On my first trip to Salt Lake City, I was nine and just starting fourth grade. Hours after arriving at the Crippled Children’s hospital, my bent-over polio wrist was yanked straight and locked down with a plaster cast up to my elbow. Sure, it ached. Sure, I was scared spitless. But I’d been told I was going to have surgery. That first day, while the plaster hardened, I told myself that if the cast was surgery, I’d just aced it.
But for the next few weeks, I watched as girl after girl’s bed was moved to the spot nearest the nurse’s station. I saw how terrified each girl was in the afternoon, and how empty the spot was the next morning. I listened to other girls whispering about the Dead Bed. A giant named Otto would come for you before the sun came up. And later that day, the same giant brought back the unlucky girl, who now groaned in pain.

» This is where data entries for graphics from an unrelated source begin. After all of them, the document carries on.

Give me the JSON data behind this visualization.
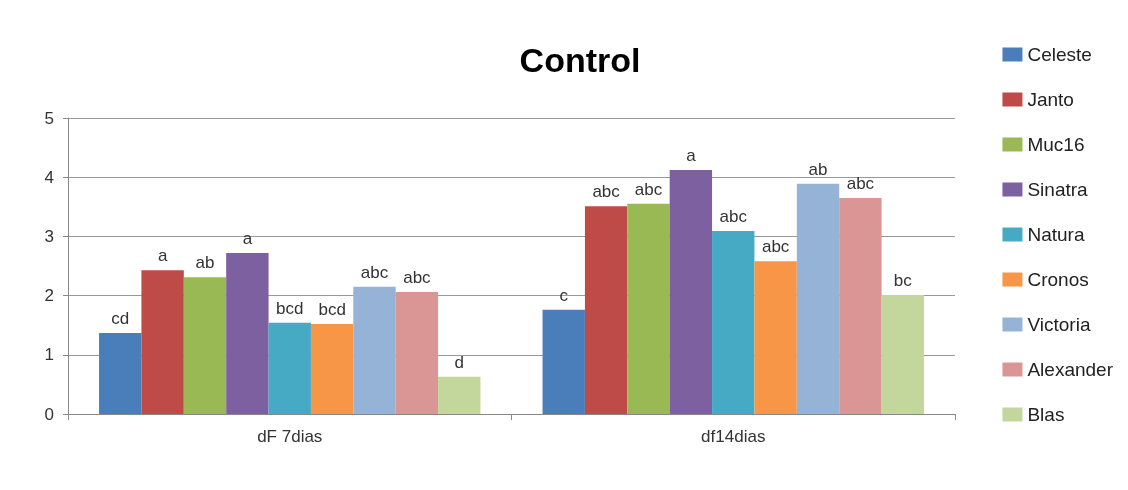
{
  "chart_data": {
    "type": "bar",
    "title": "Control",
    "categories": [
      "dF 7dias",
      "df14dias"
    ],
    "series": [
      {
        "name": "Celeste",
        "color": "#4a7ebb",
        "values": [
          1.37,
          1.76
        ],
        "value_labels": [
          "cd",
          "c"
        ]
      },
      {
        "name": "Janto",
        "color": "#be4b48",
        "values": [
          2.43,
          3.51
        ],
        "value_labels": [
          "a",
          "abc"
        ]
      },
      {
        "name": "Muc16",
        "color": "#98b954",
        "values": [
          2.31,
          3.55
        ],
        "value_labels": [
          "ab",
          "abc"
        ]
      },
      {
        "name": "Sinatra",
        "color": "#7d60a0",
        "values": [
          2.72,
          4.12
        ],
        "value_labels": [
          "a",
          "a"
        ]
      },
      {
        "name": "Natura",
        "color": "#46aac5",
        "values": [
          1.54,
          3.09
        ],
        "value_labels": [
          "bcd",
          "abc"
        ]
      },
      {
        "name": "Cronos",
        "color": "#f79646",
        "values": [
          1.52,
          2.58
        ],
        "value_labels": [
          "bcd",
          "abc"
        ]
      },
      {
        "name": "Victoria",
        "color": "#95b3d7",
        "values": [
          2.15,
          3.89
        ],
        "value_labels": [
          "abc",
          "ab"
        ]
      },
      {
        "name": "Alexander",
        "color": "#d99694",
        "values": [
          2.06,
          3.65
        ],
        "value_labels": [
          "abc",
          "abc"
        ]
      },
      {
        "name": "Blas",
        "color": "#c3d69b",
        "values": [
          0.63,
          2.01
        ],
        "value_labels": [
          "d",
          "bc"
        ]
      }
    ],
    "ylim": [
      0,
      5
    ],
    "yticks": [
      0,
      1,
      2,
      3,
      4,
      5
    ],
    "grid": "y",
    "legend": "right"
  }
}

My arm cast had already been sawn off when my Dead Bed dread began to build. I’d been there almost two months, long enough to get the low-down on what surgery really was. I tried to think of an escape plan, but I knew exactly nobody in Salt Lake who’d rescue me. Instead, I kept my little white bible under my pillow, and read and reread the red-letter parts where Jesus begs God to let the cup pass from him. Maybe the doctors would change their minds and send me back home to Yuma. Maybe I could change my name. Maybe Otto would drop dead.

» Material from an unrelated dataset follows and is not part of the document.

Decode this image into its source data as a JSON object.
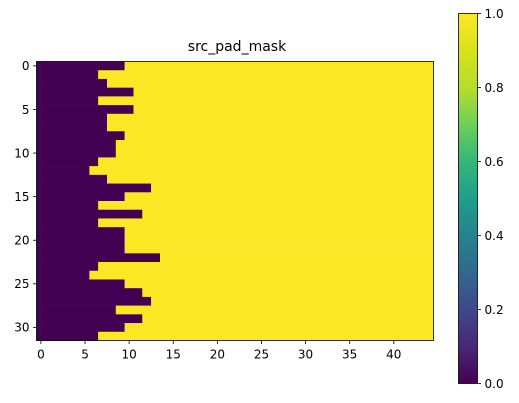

Deep down, I knew none of my ideas would work. I flinched each time the prep nurse showed up with her cart full of smelly green liquid soap, shaving razors and funny-looking flesh-colored socks. For weeks, the cart rolled past me, stopping at another girl’s place. Each time, I prayed for the girl and thanked God it wasn’t my turn.
Until one day the cart stopped for me.
The green soap was ice-cold as Prep Nurse lathered my arm. I stared at my poor skinny arm and withered hand as if it belonged to someone else, but I couldn’t stop my teeth from chattering. Prep Nurse shaved the hair from my armpit to my fingers—since I was a hairy brunette, I kind of liked how that looked. But then she covered my arm in one of her funny socks and left me sitting there with no idea about what would happen next.
Another cart, another nurse. Only we were all really terrified of this one—Blood Lady. As that huge hypo took a bite out of my good arm, I didn’t dare yell or even wince. It was all by design—you sat there and got poked in front of everyone, probably to keep you from screaming. It worked.
After the carts, I was moved to the Dead Bed, banished to sit there without dinner. From the Dead Bed, you couldn’t even see the television from its shelf near the ceiling. My neck ached from looking up, trying to see a rerun of “I Love Lucy.” The whole time, my blood-draw elbow was turning purple and nobody would talk to me. It was like being on death row.
I must have drifted off right after midnight, when a nurse gave me two pills and said no more water, no more nothing. When I opened my eyes again, it was still dark, and a huge figure loomed over me. He didn’t have to tell me his name.
I wanted to stop shaking but nothing I tried worked. Otto was about ten feet tall, and I felt under my pillow for my bible. Why hadn’t I memorized that part where Jesus begged to skip being crucified? When Otto spoke, I almost ran for my life. His accent was thick, like he meant business. “Climb onto the gurney,” he said.
The stretcher, covered in cold black plastic, had siderails—bars, really—to keep you from getting away. While the rest of the darkened ward snoozed, I climbed on, he raised the rails and away we went.
In the elevator, I got a better look at Otto. His surgical hat and scrubs were all light green, like that was supposed to calm kids down. He never smiled, but he didn’t really look like an executioner either. Otto didn’t seem as wicked as the other girls had said. Maybe he’d always wanted to be an artist or a famous dancer. Or maybe he just got tired of pushing crippled kids to the OR.
When the elevator opened, Otto shoved us right through double doors, into a room that looked just like the front door of heaven. The brightest light hit me so hard I had to close my eyes, and it was freezing in there, like wearing your swimsuit to the Arctic. My stomach turned inside out. Standing all around, people wore the same light green outfits with gloves and masks, and everyone looked kind of wavy. “Boy, I’m so thirsty,” I said. They just laughed, their voices echoing off the icy walls.
They said scoot over onto another table. By this time, I was too tired to say no, so I just scooted. I wasn’t sure if I’d ever see Otto or the ward or anyone ever again, but Someone was there, holding my good hand, pouring love all over me. In my head I heard, “Don’t be scared.” A man sitting at my head chuckled and asked if I could count to ten in German. I got to zwei before the world went black.